Plain enough. However, there is a trap in basing the argument too much on respect for a particular sensibility, inasmuch as it is not obvious that one can ascribe a particular sensibility to a whole class of people. The example of The Satanic Verses makes this clear. Though it is clear that many Muslims were offended by it, it is not clear that most wanted to see it banned, much less see the author get done in by an amateur assassin. And I suspect that most Muslims couldn't really give a toss what some trash novelist says about their religion. Even if I am wrong in those inferences, the basic point remains that discussing the issue in these terms hands the argument to those who claim to be defending 'free speech', who can say that you're actually deferring to the sensibilities of 'extremism', to sensibilities that many Muslims reject. The real issue is that 'free speech' is not involved here, at all. While commentators including Salman Rushdie and Geoffrey Robertson QC bluster about "self-censorship" and "cowardice" on the part of the publishers, the reality is far more prosaic.

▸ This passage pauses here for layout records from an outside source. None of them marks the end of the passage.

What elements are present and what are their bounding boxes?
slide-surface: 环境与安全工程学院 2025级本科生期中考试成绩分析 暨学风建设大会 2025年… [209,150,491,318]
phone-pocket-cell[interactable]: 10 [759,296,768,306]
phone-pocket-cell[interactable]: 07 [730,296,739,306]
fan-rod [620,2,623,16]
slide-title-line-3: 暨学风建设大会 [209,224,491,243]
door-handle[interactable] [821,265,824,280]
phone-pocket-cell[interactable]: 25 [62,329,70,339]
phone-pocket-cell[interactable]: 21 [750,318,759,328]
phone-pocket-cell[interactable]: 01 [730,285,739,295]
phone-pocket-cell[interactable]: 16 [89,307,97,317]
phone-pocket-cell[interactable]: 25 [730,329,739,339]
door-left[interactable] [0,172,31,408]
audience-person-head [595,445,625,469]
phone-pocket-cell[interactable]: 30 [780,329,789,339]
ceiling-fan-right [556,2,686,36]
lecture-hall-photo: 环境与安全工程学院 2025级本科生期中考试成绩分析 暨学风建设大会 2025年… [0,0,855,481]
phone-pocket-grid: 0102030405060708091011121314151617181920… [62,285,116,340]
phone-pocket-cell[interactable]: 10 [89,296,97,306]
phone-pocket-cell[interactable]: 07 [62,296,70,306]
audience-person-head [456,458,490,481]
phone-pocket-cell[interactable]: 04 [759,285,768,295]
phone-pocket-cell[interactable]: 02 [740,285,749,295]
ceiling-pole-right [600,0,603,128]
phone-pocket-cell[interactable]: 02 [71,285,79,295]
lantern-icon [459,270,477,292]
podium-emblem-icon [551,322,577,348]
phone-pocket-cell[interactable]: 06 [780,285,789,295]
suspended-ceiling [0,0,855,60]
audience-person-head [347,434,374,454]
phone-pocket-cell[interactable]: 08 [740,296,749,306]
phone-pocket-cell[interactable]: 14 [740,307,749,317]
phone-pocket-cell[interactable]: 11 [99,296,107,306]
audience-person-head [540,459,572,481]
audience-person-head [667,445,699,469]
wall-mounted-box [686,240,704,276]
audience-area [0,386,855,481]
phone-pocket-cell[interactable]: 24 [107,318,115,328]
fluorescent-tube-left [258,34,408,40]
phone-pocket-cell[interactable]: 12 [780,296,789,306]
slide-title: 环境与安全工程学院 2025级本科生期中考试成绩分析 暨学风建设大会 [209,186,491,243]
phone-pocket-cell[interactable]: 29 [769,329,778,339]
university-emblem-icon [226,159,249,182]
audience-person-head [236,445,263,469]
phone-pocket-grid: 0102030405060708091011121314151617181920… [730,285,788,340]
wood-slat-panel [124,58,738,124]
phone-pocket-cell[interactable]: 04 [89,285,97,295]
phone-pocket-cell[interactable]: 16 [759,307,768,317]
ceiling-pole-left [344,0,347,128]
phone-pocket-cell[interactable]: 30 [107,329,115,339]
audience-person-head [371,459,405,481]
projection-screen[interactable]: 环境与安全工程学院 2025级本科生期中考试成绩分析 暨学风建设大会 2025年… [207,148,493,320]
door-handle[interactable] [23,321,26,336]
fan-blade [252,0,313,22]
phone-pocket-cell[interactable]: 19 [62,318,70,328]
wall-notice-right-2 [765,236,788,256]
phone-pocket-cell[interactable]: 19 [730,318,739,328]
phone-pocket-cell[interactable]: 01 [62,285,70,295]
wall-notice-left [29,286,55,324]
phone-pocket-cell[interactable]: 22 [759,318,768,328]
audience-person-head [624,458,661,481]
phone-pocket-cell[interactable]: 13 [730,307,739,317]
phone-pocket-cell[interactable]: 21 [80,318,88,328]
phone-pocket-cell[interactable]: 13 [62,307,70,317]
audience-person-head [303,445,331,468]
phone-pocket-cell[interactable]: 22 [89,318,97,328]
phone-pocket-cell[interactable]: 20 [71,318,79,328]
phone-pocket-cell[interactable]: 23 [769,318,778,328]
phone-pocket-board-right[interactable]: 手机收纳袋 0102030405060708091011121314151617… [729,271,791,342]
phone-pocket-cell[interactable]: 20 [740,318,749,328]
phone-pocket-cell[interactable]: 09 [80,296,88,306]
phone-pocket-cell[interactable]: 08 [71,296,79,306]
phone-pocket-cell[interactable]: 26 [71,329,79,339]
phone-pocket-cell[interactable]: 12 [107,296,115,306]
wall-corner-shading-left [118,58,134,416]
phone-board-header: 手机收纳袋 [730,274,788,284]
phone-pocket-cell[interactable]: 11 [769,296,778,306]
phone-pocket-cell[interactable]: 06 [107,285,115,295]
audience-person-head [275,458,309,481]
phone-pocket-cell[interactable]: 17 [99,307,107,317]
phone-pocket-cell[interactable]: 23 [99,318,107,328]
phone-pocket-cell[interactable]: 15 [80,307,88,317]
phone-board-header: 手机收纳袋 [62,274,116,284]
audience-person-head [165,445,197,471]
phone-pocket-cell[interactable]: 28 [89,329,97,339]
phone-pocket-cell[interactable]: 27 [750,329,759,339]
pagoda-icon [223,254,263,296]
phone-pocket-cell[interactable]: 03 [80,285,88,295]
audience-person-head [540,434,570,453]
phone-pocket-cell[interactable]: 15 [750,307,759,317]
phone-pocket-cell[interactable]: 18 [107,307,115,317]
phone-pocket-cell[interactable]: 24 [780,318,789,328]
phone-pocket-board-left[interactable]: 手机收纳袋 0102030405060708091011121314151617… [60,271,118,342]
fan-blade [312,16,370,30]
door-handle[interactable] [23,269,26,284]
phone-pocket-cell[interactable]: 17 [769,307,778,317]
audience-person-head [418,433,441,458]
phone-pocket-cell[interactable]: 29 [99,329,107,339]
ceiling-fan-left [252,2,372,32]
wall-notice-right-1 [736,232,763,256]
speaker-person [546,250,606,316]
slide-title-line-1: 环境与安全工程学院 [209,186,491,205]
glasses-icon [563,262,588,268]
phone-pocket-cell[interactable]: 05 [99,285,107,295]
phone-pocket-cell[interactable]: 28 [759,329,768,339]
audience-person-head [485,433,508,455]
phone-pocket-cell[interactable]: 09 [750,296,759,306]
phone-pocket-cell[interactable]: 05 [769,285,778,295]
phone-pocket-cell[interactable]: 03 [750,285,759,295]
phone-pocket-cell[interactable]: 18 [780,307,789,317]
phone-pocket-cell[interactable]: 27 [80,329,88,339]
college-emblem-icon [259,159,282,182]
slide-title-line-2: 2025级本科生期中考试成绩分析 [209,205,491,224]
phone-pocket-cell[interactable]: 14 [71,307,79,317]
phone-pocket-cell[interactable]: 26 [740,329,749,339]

The mundane truth is that one publisher protected its reputation by postponing and then cancelling publication of a putatively offensive anti-Muslim novel, while another intends to build on its reputation by publishing said material. The big publishers avoid controversy, the small ones crave it: who knew? Despite the energetic efforts of polemicists and hacks to produce a dense collage of imagery and associations whose total effect is to incriminate Muslims in particular as an egregious threat to free expression, this is not about courage or Enlightenment or ethics, but about strategies for conquering market share. As far as I know, neither publisher has been the recipient of a legal threat, and the current publisher is protected by the state in the unlikely event that a handful of sad young arsonists tries to burn his house down again. There has not been any censorship worth the name. If there were to be censorship, perhaps in the form of a legal challenge to prevent publication, then there would be an argument. And if a court decided that the book was actually in violation of the law - unlikely given the law's bias against Muslims - one could then talk about whether censorship was justified, what the limits on free speech should be, etc. As it is, 99% of this melodrama has been concocted by overheated imaginations.